Odense, capitale mondiale de la robotique ?
Odense, troisième ville du Danemark a vu naître Andersen en 1805 et… 200 ans après, en 2005, le premier cobot ou robot collaboratif. En 2019, l’objectif est de devenir la capitale mondiale de la robotique, grâce notamment à la mise en place d’un réseau complet d’aides techniques et économiques uniquement dédiées, entre autres, au développement de la robotique à Odense.
Comme de nombreuses villes en Europe, Odense a perdu un grand nombre d’emplois industriels au cours des trente dernières années. La délocalisation a coûté ici 200 000 emplois en 30 ans. Mais depuis 2015, un programme ambitieux de développement de l’innovation pour les petites et moyennes entreprises du Sud du Danemark a été mis en place. Ce programme soutenu par le gouvernement a ciblé plusieurs secteurs porteurs de développement : la robotique, l’automatisation, les drones, et l’intelligence artificielle.
Dès le départ, l’accent a été mis sur l’innovation, en rapprochant les entreprises, les investisseurs, des universités danoises et l’Institut danois de technologie. Pour Joost Nijkoff, directeur d’Invest in Odense, « il s’agit aussi d’investir localement pour améliorer la vie dans la cité, développer l’emploi et créer la ville du futur ». Une émulation s’est installée entre les entreprises. « Nous avons développé un esprit de coopération plus que de concurrence, car chacun a besoin l’un de l’autre. »
Une croissance spectaculaire
Les résultats dépassent toutes les prévisions. Depuis 5 ans, le secteur de la robotique s’est développé à Odense à grande vitesse pour réunir aujourd’hui pas moins de 130 entreprises de robotique, dont OnRobot, pour 20 millions d’euros d’investissement. L’emploi dans la robotique a déjà progressé de 64 % entre 2015 et 2018 et le nombre d’emplois total à Odense, dans ce secteur, devrait continuer d’augmenter et avoisiner 4 900 emplois en 2020. Quant au chiffre d’affaires qui a déjà progressé de 32 % depuis 2015, il devrait augmenter encore de 20 % d’ici 2021, avec un objectif estimé à 800 millions d’euros. L’export, qui représente plus de 500 millions d’euros, devrait aussi être favorisé puisque 66 % des entreprises danoises de robotique souhaitent pouvoir exporter.

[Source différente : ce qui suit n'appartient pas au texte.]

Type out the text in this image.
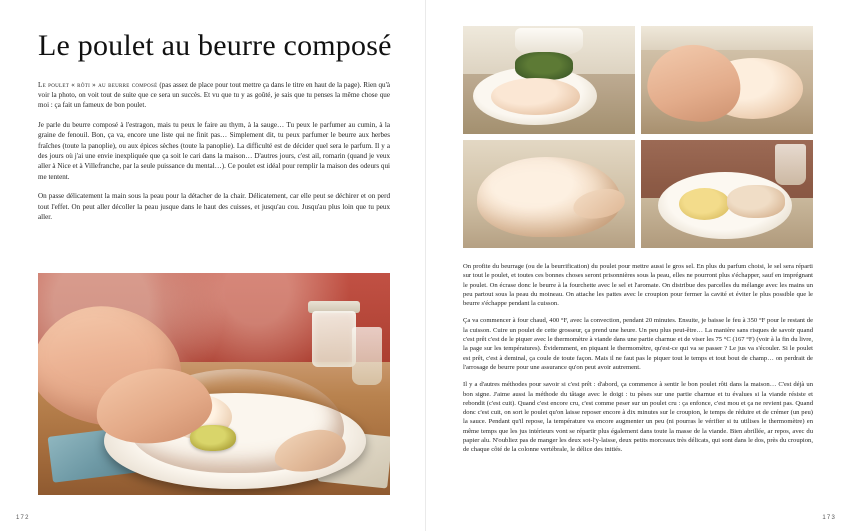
Le poulet au beurre composé

Le poulet « rôti » au beurre composé (pas assez de place pour tout mettre ça dans le titre en haut de la page). Rien qu'à voir la photo, on voit tout de suite que ce sera un succès. Et vu que tu y as goûté, je sais que tu penses la même chose que moi : ça fait un fameux de bon poulet.

Je parle du beurre composé à l'estragon, mais tu peux le faire au thym, à la sauge… Tu peux le parfumer au cumin, à la graine de fenouil. Bon, ça va, encore une liste qui ne finit pas… Simplement dit, tu peux parfumer le beurre aux herbes fraîches (toute la panoplie), ou aux épices sèches (toute la panoplie). La difficulté est de décider quel sera le parfum. Il y a des jours où j'ai une envie inexpliquée que ça soit le cari dans la maison… D'autres jours, c'est ail, romarin (quand je veux aller à Nice et à Villefranche, par la seule puissance du mental…). Ce poulet est idéal pour remplir la maison des odeurs qui me tentent.

On passe délicatement la main sous la peau pour la détacher de la chair. Délicatement, car elle peut se déchirer et on perd tout l'effet. On peut aller décoller la peau jusque dans le haut des cuisses, et jusqu'au cou. Jusqu'au plus loin que tu peux aller.

172	173

On profite du beurrage (ou de la beurrification) du poulet pour mettre aussi le gros sel. En plus du parfum choisi, le sel sera réparti sur tout le poulet, et toutes ces bonnes choses seront prisonnières sous la peau, elles ne pourront plus s'échapper, sauf en imprégnant le poulet. On écrase donc le beurre à la fourchette avec le sel et l'aromate. On distribue des parcelles du mélange avec les mains un peu partout sous la peau du moineau. On attache les pattes avec le croupion pour fermer la cavité et éviter le plus possible que le beurre s'échappe pendant la cuisson.

Ça va commencer à four chaud, 400 °F, avec la convection, pendant 20 minutes. Ensuite, je baisse le feu à 350 °F pour le restant de la cuisson. Cuire un poulet de cette grosseur, ça prend une heure. Un peu plus peut-être… La manière sans risques de savoir quand c'est prêt c'est de le piquer avec le thermomètre à viande dans une partie charnue et de viser les 75 °C (167 °F) (voir à la fin du livre, la page sur les températures). Évidemment, en piquant le thermomètre, qu'est-ce qui va se passer ? Le jus va s'écouler. Si le poulet est prêt, c'est à deminal, ça coule de toute façon. Mais il ne faut pas le piquer tout le temps et tout bout de champ… on perdrait de l'arrosage de beurre pour une assurance qu'on peut avoir autrement.

Il y a d'autres méthodes pour savoir si c'est prêt : d'abord, ça commence à sentir le bon poulet rôti dans la maison… C'est déjà un bon signe. J'aime aussi la méthode du tâtage avec le doigt : tu pèses sur une partie charnue et tu évalues si la viande résiste et rebondit (c'est cuit). Quand c'est encore cru, c'est comme peser sur un poulet cru : ça enfonce, c'est mou et ça ne revient pas. Quand donc c'est cuit, on sort le poulet qu'on laisse reposer encore à dix minutes sur le croupion, le temps de réduire et de crémer (un peu) la sauce. Pendant qu'il repose, la température va encore augmenter un peu (ni pourras le vérifier si tu utilises le thermomètre) en même temps que les jus intérieurs vont se répartir plus également dans toute la masse de la viande. Bien abrillée, ar repos, avec du papier alu. N'oubliez pas de manger les deux sot-l'y-laisse, deux petits morceaux très délicats, qui sont dans le dos, près du croupion, de chaque côté de la colonne vertébrale, le délice des initiés.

Un autre volet prioritaire du RoboCluster d’Odense a été l’aide au développement d’applications et de start-up. Des moyens ont été apportés pour les aider à se développer et à trouver des fonds. Sur les dix startups qui ont été aidées, huit ont réussi un développement commercial. Quatre-vingt autres projets de start-up font aujourd’hui l’objet d’un « screening » pour de futurs projets. Reste maintenant à attirer de nouvelles entreprises internationales, à séduire et à former suffisamment de talents et de main-d’œuvre vers ce nouvel eldorado nordique de la robotique.